This museum contains one of the world's finest collections of Roman and Byzantine mosaics, covering a period from the 1st century AD to the 5th century. Many were recovered almost intact from Tarsus or Harbiye (Daphne in ancient times), 9km to the south.
At the time of writing, the museum was in the final stages of a long-awaited move to purpose-built premises on the main road to Reyhanlı, about 1km past the Church of St Peter.
The new museum is set to provide a brilliant modern canvas on which to display the dazzling collection, much of which has never been put on show before, due to a lack of room at the old museum.
Among the museum's highlight pieces are the full-body mosaic of Oceanus & Thetis (2nd century) and the Buffet Mosaic (3rd century), with its depictions of dishes of chicken, fish and eggs. Thalassa & the Nude Fishermen shows children riding whales and dolphins, while the fabulous 3rd-century mosaics of Narcissus and Orpheus depict stories from mythology.

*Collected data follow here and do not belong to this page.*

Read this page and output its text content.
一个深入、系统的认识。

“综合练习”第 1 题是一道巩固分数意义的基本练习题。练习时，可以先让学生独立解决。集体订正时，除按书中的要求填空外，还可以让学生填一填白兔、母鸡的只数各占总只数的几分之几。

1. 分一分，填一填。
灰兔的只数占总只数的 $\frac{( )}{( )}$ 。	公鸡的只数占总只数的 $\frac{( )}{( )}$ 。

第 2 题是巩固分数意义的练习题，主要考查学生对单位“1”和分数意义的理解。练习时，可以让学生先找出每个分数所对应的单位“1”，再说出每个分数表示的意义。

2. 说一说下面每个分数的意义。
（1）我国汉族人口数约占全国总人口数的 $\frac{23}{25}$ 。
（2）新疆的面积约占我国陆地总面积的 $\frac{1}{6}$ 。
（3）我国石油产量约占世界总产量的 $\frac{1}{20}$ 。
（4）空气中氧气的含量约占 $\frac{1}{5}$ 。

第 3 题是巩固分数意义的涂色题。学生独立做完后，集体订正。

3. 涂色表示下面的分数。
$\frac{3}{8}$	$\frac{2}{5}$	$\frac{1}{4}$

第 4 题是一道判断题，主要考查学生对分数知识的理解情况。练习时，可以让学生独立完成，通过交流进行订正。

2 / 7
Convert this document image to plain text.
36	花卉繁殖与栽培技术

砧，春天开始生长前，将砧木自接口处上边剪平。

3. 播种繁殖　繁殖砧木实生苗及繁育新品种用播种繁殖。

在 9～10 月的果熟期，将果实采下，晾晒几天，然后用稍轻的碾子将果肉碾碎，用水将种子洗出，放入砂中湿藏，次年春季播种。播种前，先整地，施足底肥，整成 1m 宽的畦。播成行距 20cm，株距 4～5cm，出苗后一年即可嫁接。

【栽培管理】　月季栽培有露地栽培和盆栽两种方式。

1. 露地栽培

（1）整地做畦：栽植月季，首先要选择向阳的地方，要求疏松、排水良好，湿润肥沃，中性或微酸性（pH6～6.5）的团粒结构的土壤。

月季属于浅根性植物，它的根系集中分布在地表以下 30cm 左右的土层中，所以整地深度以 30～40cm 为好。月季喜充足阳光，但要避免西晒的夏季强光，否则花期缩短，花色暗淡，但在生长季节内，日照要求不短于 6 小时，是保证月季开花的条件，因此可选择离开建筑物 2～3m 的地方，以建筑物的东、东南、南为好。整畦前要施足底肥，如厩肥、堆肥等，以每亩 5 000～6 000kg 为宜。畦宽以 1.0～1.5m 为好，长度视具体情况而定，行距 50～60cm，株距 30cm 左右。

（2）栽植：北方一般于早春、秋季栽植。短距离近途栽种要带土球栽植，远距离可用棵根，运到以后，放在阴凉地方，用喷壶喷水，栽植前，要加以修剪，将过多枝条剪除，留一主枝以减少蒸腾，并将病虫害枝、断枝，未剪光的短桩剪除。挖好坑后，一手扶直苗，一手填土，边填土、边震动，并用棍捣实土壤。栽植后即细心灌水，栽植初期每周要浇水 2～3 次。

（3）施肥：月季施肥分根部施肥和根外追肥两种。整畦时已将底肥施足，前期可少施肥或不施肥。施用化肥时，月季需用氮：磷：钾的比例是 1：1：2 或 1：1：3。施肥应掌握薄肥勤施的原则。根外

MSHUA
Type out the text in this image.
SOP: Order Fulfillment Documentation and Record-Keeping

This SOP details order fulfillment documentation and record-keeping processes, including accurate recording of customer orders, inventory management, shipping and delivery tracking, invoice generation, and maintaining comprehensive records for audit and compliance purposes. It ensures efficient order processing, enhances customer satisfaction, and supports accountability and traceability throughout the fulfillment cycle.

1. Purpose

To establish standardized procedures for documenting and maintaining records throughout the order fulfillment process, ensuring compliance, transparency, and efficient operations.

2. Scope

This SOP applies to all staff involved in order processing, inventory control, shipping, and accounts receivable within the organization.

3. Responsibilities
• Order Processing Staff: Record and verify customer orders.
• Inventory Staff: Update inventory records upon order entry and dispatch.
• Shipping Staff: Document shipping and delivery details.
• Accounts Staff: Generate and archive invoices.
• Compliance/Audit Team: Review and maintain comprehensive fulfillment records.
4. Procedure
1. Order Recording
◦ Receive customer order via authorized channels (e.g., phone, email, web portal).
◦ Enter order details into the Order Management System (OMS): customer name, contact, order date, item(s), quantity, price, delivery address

Other mosaics in the collection have quirkier subjects: three of the museum's most famous are the happy hunchback with an oversized phallus; the black fisherman; and the mysterious portrayal of a raven, a scorpion, a dog and a pitchfork attacking an 'evil eye'.
As well as the mosaics, the museum also showcases artefacts recovered from various mounds and tumuli (burial mounds) in the area, including a Hittite mound near Dörtyol, 16km north of İskenderun. Taking pride of place in the collection is the so-called Antakya Sarcophagus (Antakya Lahdı), an impossibly ornate tomb with an unfinished reclining figure on the lid.